Department of Orthopedic Surgery, Mayo Clinic, Rochester, Minnesota.
Carolinas Neurosurgery & Spine Associates, SpineFirst Atrium Health, Charlotte, North Carolina.
J Bone Joint Surg Am. 2024 Jun 19;106(12):1041-1053. doi: 10.2106/JBJS.23.00719. Epub 2024 May 7.
The comparative effectiveness of decompression plus lumbar facet arthroplasty versus decompression plus instrumented lumbar spinal fusion in patients with lumbar spinal stenosis and grade-I degenerative spondylolisthesis is unknown.
In this randomized, controlled, Food and Drug Administration Investigational Device Exemption trial, we assigned patients who had single-level lumbar spinal stenosis and grade-I degenerative spondylolisthesis to undergo decompression plus lumbar facet arthroplasty (arthroplasty group) or decompression plus fusion (fusion group). The primary outcome was a predetermined composite clinical success score. Secondary outcomes included the Oswestry Disability Index (ODI), visual analog scale (VAS) back and leg pain, Zurich Claudication Questionnaire (ZCQ), Short Form (SF)-12, radiographic parameters, surgical variables, and complications.
A total of 321 adult patients were randomized in a 2:1 fashion, with 219 patients assigned to undergo facet arthroplasty and 102 patients assigned to undergo fusion. Of these, 113 patients (51.6%) in the arthroplasty group and 47 (46.1%) in the fusion group who had either reached 24 months of postoperative follow-up or were deemed early clinical failures were included in the primary outcome analysis. The arthroplasty group had a higher proportion of patients who achieved composite clinical success than did the fusion group (73.5% versus 25.5%; p < 0.001), equating to a between-group difference of 47.9% (95% confidence interval, 33.0% to 62.8%). The arthroplasty group outperformed the fusion group in most patient-reported outcome measures (including the ODI, VAS back pain, and all ZCQ component scores) at 24 months postoperatively. There were no significant differences between groups in surgical variables or complications, except that the fusion group had a higher rate of developing symptomatic adjacent segment degeneration.

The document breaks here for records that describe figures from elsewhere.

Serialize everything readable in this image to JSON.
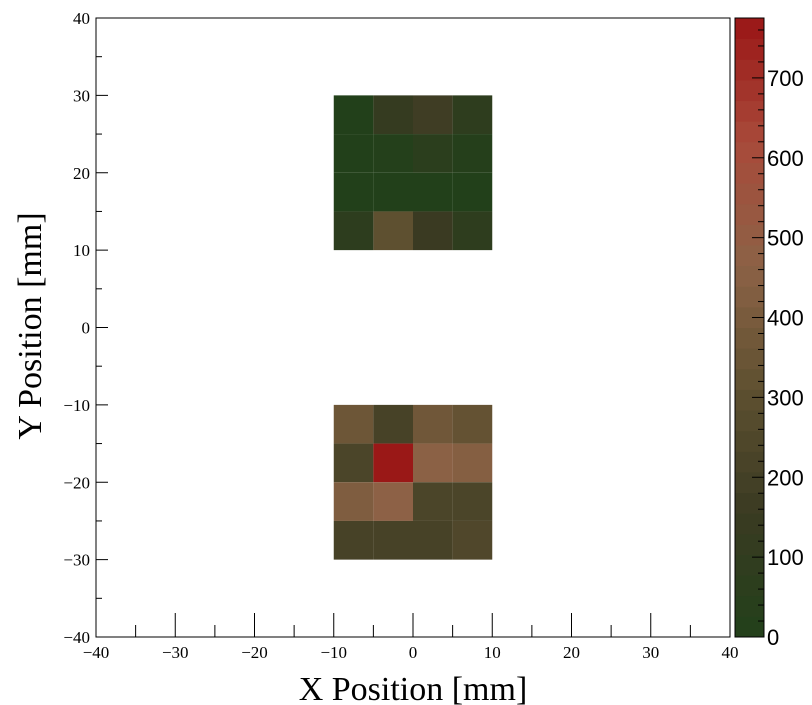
{
  "chart_data": {
    "type": "heatmap",
    "title": "",
    "xlabel": "X Position [mm]",
    "ylabel": "Y Position [mm]",
    "xlim": [
      -40,
      40
    ],
    "ylim": [
      -40,
      40
    ],
    "x_ticks": [
      "−40",
      "−30",
      "−20",
      "−10",
      "0",
      "10",
      "20",
      "30",
      "40"
    ],
    "y_ticks": [
      "−40",
      "−30",
      "−20",
      "−10",
      "0",
      "10",
      "20",
      "30",
      "40"
    ],
    "bin_width": 5,
    "grid": false,
    "colorbar": {
      "min": 0,
      "max": 775,
      "ticks": [
        "0",
        "100",
        "200",
        "300",
        "400",
        "500",
        "600",
        "700"
      ],
      "tick_values": [
        0,
        100,
        200,
        300,
        400,
        500,
        600,
        700
      ],
      "colors": [
        "#22401a",
        "#3a3a22",
        "#5e5030",
        "#8c6246",
        "#a84a3a",
        "#9a1616"
      ]
    },
    "cells": [
      {
        "x": -10,
        "y": 25,
        "value": 0
      },
      {
        "x": -5,
        "y": 25,
        "value": 120
      },
      {
        "x": 0,
        "y": 25,
        "value": 175
      },
      {
        "x": 5,
        "y": 25,
        "value": 80
      },
      {
        "x": -10,
        "y": 20,
        "value": 0
      },
      {
        "x": -5,
        "y": 20,
        "value": 10
      },
      {
        "x": 0,
        "y": 20,
        "value": 60
      },
      {
        "x": 5,
        "y": 20,
        "value": 20
      },
      {
        "x": -10,
        "y": 15,
        "value": 0
      },
      {
        "x": -5,
        "y": 15,
        "value": 0
      },
      {
        "x": 0,
        "y": 15,
        "value": 0
      },
      {
        "x": 5,
        "y": 15,
        "value": 0
      },
      {
        "x": -10,
        "y": 10,
        "value": 70
      },
      {
        "x": -5,
        "y": 10,
        "value": 310
      },
      {
        "x": 0,
        "y": 10,
        "value": 155
      },
      {
        "x": 5,
        "y": 10,
        "value": 80
      },
      {
        "x": -10,
        "y": -15,
        "value": 360
      },
      {
        "x": -5,
        "y": -15,
        "value": 210
      },
      {
        "x": 0,
        "y": -15,
        "value": 370
      },
      {
        "x": 5,
        "y": -15,
        "value": 330
      },
      {
        "x": -10,
        "y": -20,
        "value": 230
      },
      {
        "x": -5,
        "y": -20,
        "value": 770
      },
      {
        "x": 0,
        "y": -20,
        "value": 460
      },
      {
        "x": 5,
        "y": -20,
        "value": 440
      },
      {
        "x": -10,
        "y": -25,
        "value": 420
      },
      {
        "x": -5,
        "y": -25,
        "value": 470
      },
      {
        "x": 0,
        "y": -25,
        "value": 230
      },
      {
        "x": 5,
        "y": -25,
        "value": 230
      },
      {
        "x": -10,
        "y": -30,
        "value": 210
      },
      {
        "x": -5,
        "y": -30,
        "value": 210
      },
      {
        "x": 0,
        "y": -30,
        "value": 210
      },
      {
        "x": 5,
        "y": -30,
        "value": 250
      }
    ]
  }
}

Among patients with lumbar spinal stenosis and grade-I degenerative spondylolisthesis, lumbar facet arthroplasty was associated with a higher rate of composite clinical success than fusion was at 24 months postoperatively.
Therapeutic Level I . See Instructions for Authors for a complete description of levels of evidence.
对于伴有Ⅰ级退变性腰椎滑脱的腰椎管狭窄症患者,减压加腰椎小关节成形术与减压加后路腰椎融合术的疗效比较尚不清楚。
在这项随机对照的食品和药物管理局(FDA)器械豁免临床试验中,我们将单节段腰椎管狭窄症合并Ⅰ级退变性腰椎滑脱的患者随机分为减压加腰椎小关节成形术(关节成形术组)或减压加融合术(融合组)。主要结局是预先设定的综合临床成功评分。次要结局包括 Oswestry 功能障碍指数(ODI)、视觉模拟量表(VAS)腰背疼痛、苏黎世间歇性跛行问卷(ZCQ)、SF-12 量表、影像学参数、手术变量和并发症。
共纳入 321 例成年患者,2:1 随机分组,219 例患者行小关节成形术,102 例患者行融合术。其中,关节成形术组 113 例(51.6%)和融合组 47 例(46.1%)患者达到术后 24 个月随访或被认为早期临床失败,纳入主要结局分析。关节成形术组的综合临床成功比例高于融合组(73.5%比 25.5%;p<0.001),差异为 47.9%(95%置信区间,33.0%至 62.8%)。术后 24 个月,关节成形术组在大多数患者报告的结局测量(包括 ODI、VAS 腰背疼痛和所有 ZCQ 评分)上均优于融合组。两组在手术变量或并发症方面无显著差异,除融合组发生症状性邻近节段退变的发生率较高外。
在伴有腰椎管狭窄症和Ⅰ级退变性腰椎滑脱的患者中,与后路腰椎融合术相比,腰椎小关节成形术在术后 24 个月时的综合临床成功率更高。
治疗性 I 级。详见《作者须知》中对证据等级的完整描述。